The WHO's technology transfer push is quickly gaining steam even as the makers of the two currently available mRNA-based coronavirus vaccines--Pfizer-BioNTech and Moderna--refuse to share their vaccine recipes or give up patent protections that could end up undercutting the WHO-led effort.
Zain Rizvi, research director at Public Citizen, told the Associated Press that the WHO is providing "a stark contrast to the failures of Moderna and Pfizers of the world who have largely hoarded the technology."
"The E.U., U.K., and Switzerland should heed the call of low- and middle-income countries to endorse this groundbreaking waiver."
"WHO is charting an alternative course that is more open and transparent," said Rizvi. "But it still needs help."
According to Medecins Sans Frontieres (MSF), Moderna holds at least three mRNA vaccine patents in South Africa, meaning the company could attempt to sue scientists in the country who are working urgently to manufacture vaccines as the pandemic continues to take nearly 10,000 lives across the globe each day.
During a press briefing on Wednesday, WHO Director-General Tedros Adhanom Ghebreyesus lamented that the organization's technology transfer process--which began in earnest last June--"would be accelerated if manufacturers were willing to share their intellectual property and know-how with the hub."
In the absence of such voluntary support from the pharmaceutical industry, Tedros said the WHO "strongly" backs "the proposal from South Africa and India for a temporary waiver of intellectual property rights under the TRIPS agreement," a World Trade Organization (WTO) accord that establishes patent protection standards.
Supporters of the waiver argue that a temporary suspension of international patent protections would allow tech transfer efforts like the WHO's to move forward without the threat of legal retribution.
But despite garnering support from more than 100 WTO member nations, the proposed patent waiver has remained stuck in largely fruitless negotiations for more than a year as the European Union, the United Kingdom, Switzerland, and other wealthy countries have remained firm in their opposition, leaving developing nations to rely mostly on vaccine charity for their limited supply.
During the latest round of WTO negotiations this week, the E.U. signaled that it has no intention of changing its position on the waiver.
The pharmaceutical industry has also lobbied aggressively against the patent waiver, arguing--falsely--that developing countries don't have the ability to produce mRNA shots.
Related Content
To date, just 12% of people in low-income countries have received at least one coronavirus vaccine dose, according to Our World in Data.
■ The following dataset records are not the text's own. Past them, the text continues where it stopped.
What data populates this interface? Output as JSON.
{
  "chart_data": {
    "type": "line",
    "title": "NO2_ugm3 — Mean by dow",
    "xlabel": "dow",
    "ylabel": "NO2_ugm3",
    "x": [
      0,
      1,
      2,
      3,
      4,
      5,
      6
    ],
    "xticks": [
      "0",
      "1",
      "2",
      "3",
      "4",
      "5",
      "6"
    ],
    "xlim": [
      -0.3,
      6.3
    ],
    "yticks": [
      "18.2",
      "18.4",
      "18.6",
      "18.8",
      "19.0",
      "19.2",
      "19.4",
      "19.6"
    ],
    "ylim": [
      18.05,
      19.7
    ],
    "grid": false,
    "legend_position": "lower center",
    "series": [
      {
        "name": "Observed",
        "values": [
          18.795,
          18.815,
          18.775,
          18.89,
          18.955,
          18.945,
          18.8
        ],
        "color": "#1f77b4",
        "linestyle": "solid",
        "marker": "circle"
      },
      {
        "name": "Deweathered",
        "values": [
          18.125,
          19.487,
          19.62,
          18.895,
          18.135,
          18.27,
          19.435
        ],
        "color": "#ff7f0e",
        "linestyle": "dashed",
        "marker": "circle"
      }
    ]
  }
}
On the African continent, 83% of people have yet to receive a single dose.
"With almost six million lives lost nearly two years into the Covid-19 pandemic, it is heartbreaking for us to continue to witness outrageous inequity in access to Covid-19 medical tools in many of the low- and middle-income countries where we work while wealthy countries which have hoarded vaccines are now buying up much of the supply of new treatments," Yuanqiong Hu, senior legal and policy adviser for MSF's Access Campaign, said in a statement Tuesday.
"The E.U., U.K., and Switzerland should heed the call of low- and middle-income countries to endorse this groundbreaking waiver that could promote access, local production, and self-reliance," said Hu.